I am this girl so much.
Mrs. Yaxley, I feel compelled to mention, is deeply and continually apologetic for taking up so much class time. And the squirrel hasn’t even escaped yet!
The squirrel escapes. There is a wild squirrel running loose in a classroom. “The girls pulled their feet up from the floor. The boys sat on their desks to get a better view.” The boys actually remove themselves further from the squirrel but the way the girls’ actions are described implies fear while the boys’ implies interest. Representation MATTERS and words mean things.
Ribsy turns out to be a “boy book” in the worst sense, not in that it’s about a boy or concerned with boy things (what even are those), but in that girls, even when physically present, are derided or elided.
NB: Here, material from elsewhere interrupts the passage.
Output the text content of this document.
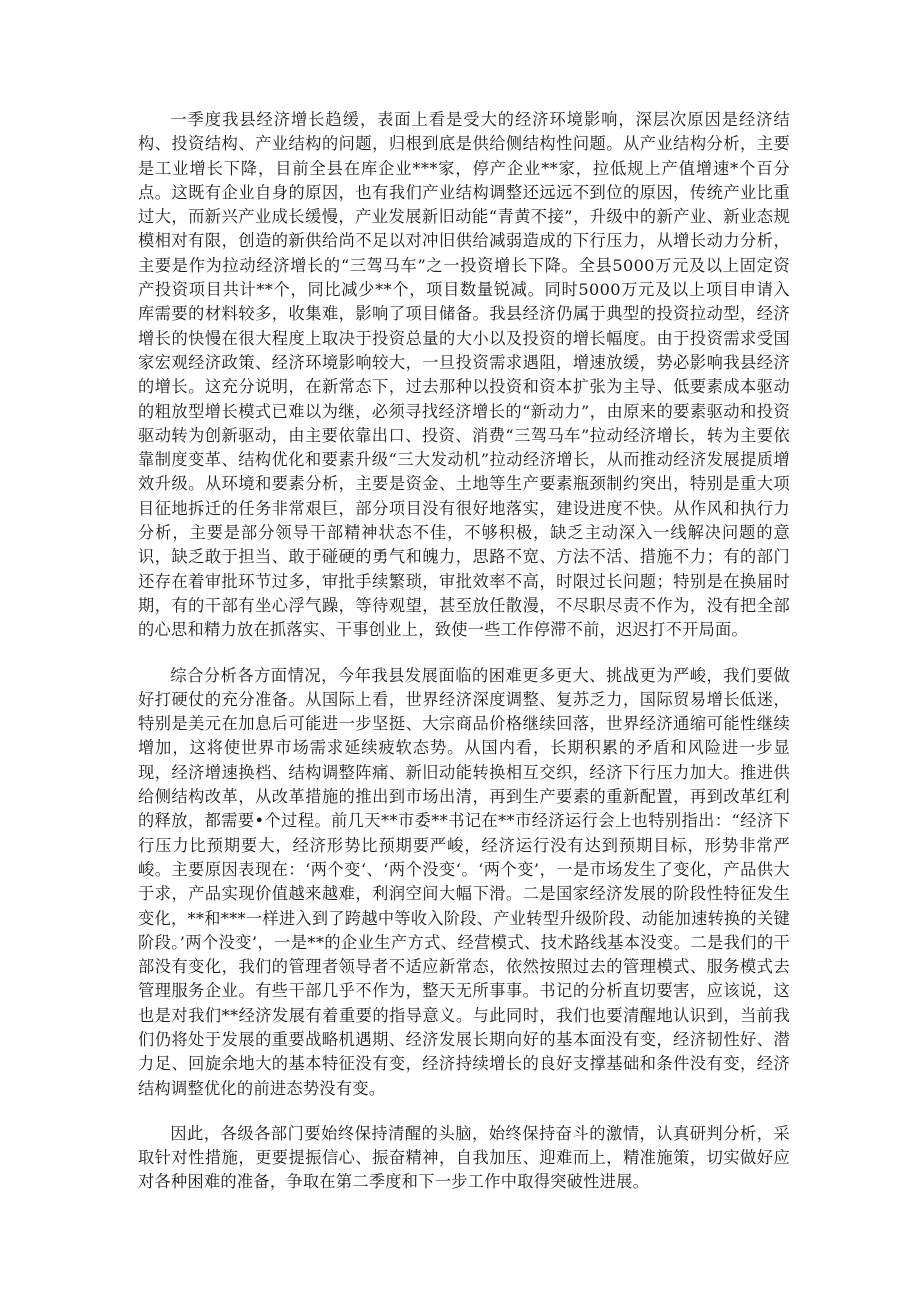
一季度我县经济增长趋缓，表面上看是受大的经济环境影响，深层次原因是经济结构、投资结构、产业结构的问题，归根到底是供给侧结构性问题。从产业结构分析，主要是工业增长下降，目前全县在库企业***家，停产企业**家，拉低规上产值增速*个百分点。这既有企业自身的原因，也有我们产业结构调整还远远不到位的原因，传统产业比重过大，而新兴产业成长缓慢，产业发展新旧动能“青黄不接”，升级中的新产业、新业态规模相对有限，创造的新供给尚不足以对冲旧供给减弱造成的下行压力，从增长动力分析，主要是作为拉动经济增长的“三驾马车”之一投资增长下降。全县5000万元及以上固定资产投资项目共计**个，同比减少**个，项目数量锐减。同时5000万元及以上项目申请入库需要的材料较多，收集难，影响了项目储备。我县经济仍属于典型的投资拉动型，经济增长的快慢在很大程度上取决于投资总量的大小以及投资的增长幅度。由于投资需求受国家宏观经济政策、经济环境影响较大，一旦投资需求遇阻，增速放缓，势必影响我县经济的增长。这充分说明，在新常态下，过去那种以投资和资本扩张为主导、低要素成本驱动的粗放型增长模式已难以为继，必须寻找经济增长的“新动力”，由原来的要素驱动和投资驱动转为创新驱动，由主要依靠出口、投资、消费“三驾马车”拉动经济增长，转为主要依靠制度变革、结构优化和要素升级“三大发动机”拉动经济增长，从而推动经济发展提质增效升级。从环境和要素分析，主要是资金、土地等生产要素瓶颈制约突出，特别是重大项目征地拆迁的任务非常艰巨，部分项目没有很好地落实，建设进度不快。从作风和执行力分析，主要是部分领导干部精神状态不佳，不够积极，缺乏主动深入一线解决问题的意识，缺乏敢于担当、敢于碰硬的勇气和魄力，思路不宽、方法不活、措施不力；有的部门还存在着审批环节过多，审批手续繁琐，审批效率不高，时限过长问题；特别是在换届时期，有的干部有坐心浮气躁，等待观望，甚至放任散漫，不尽职尽责不作为，没有把全部的心思和精力放在抓落实、干事创业上，致使一些工作停滞不前，迟迟打不开局面。

综合分析各方面情况，今年我县发展面临的困难更多更大、挑战更为严峻，我们要做好打硬仗的充分准备。从国际上看，世界经济深度调整、复苏乏力，国际贸易增长低迷，特别是美元在加息后可能进一步坚挺、大宗商品价格继续回落，世界经济通缩可能性继续增加，这将使世界市场需求延续疲软态势。从国内看，长期积累的矛盾和风险进一步显现，经济增速换档、结构调整阵痛、新旧动能转换相互交织，经济下行压力加大。推进供给侧结构改革，从改革措施的推出到市场出清，再到生产要素的重新配置，再到改革红利的释放，都需要•个过程。前几天**市委**书记在**市经济运行会上也特别指出：“经济下行压力比预期要大，经济形势比预期要严峻，经济运行没有达到预期目标，形势非常严峻。主要原因表现在：‘两个变‘、‘两个没变‘。‘两个变’，一是市场发生了变化，产品供大于求，产品实现价值越来越难，利润空间大幅下滑。二是国家经济发展的阶段性特征发生变化，**和***一样进入到了跨越中等收入阶段、产业转型升级阶段、动能加速转换的关键阶段。’两个没变’，一是**的企业生产方式、经营模式、技术路线基本没变。二是我们的干部没有变化，我们的管理者领导者不适应新常态，依然按照过去的管理模式、服务模式去管理服务企业。有些干部几乎不作为，整天无所事事。书记的分析直切要害，应该说，这也是对我们**经济发展有着重要的指导意义。与此同时，我们也要清醒地认识到，当前我们仍将处于发展的重要战略机遇期、经济发展长期向好的基本面没有变，经济韧性好、潜力足、回旋余地大的基本特征没有变，经济持续增长的良好支撑基础和条件没有变，经济结构调整优化的前进态势没有变。

因此，各级各部门要始终保持清醒的头脑，始终保持奋斗的激情，认真研判分析，采取针对性措施，更要提振信心、振奋精神，自我加压、迎难而上，精准施策，切实做好应对各种困难的准备，争取在第二季度和下一步工作中取得突破性进展。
WHAT DID THE GIRLS THINK OF THE TOOL CHEST I bet some of them were like, Cool cool cool.
#notallwomen
And I’m so mad about all of this. I’m just trying to read to my kid at the end of the day so that she goes to sleep, I ain’t trying to have a conversation about sexism. And I KNOW I can just be like, What do you think about that statement that all girls want to hug a dog and squeal? Is it true that women can’t bore holes? (If this was a sex joke, then ok those of us who don’t have penises can’t bore holes in the way you’re meaning it without some sort of prosthetic, so fine you’ve got me there, but this had better not’ve been a sex joke.) I know the conversation about media being fallible, and the process of critical reading, are both hella important. BUT IT IS THE END OF THE DAY I JUST WANT SEXISM TO NOT BE A THING FOR LIKE TEN MINUTES WHILE I PUT MY KID TO BED.
So I just, like, censor it. I don’t even fucking read that shit, if I see the words “boys” and “girls” in a sentence I just skip the hell over that sentence. I’m being lame, I know, but I’m so fucking tired.
Maybe we’ll pick up the Ramona books. I dunno. I don’t want to try to escape by only reading my kid books about girls because that perpetuates the boy book::girl book dichotomy. BUT I’m curious whether Ramona is cool in her own right or only cool for her tomboyishness. After all, even Beezus, according to Henry Huggins, is only pretty sensible “for a girl.”
How do you feel about sexism (racism? classism? I wanna read some Frances Hodgeson Burnett to my kid but THOSE BOOKS OMG are a product of their time) cropping up in your books? Do you dialogue it? Avoid it? Rend your garments? What is the appropriate response, here.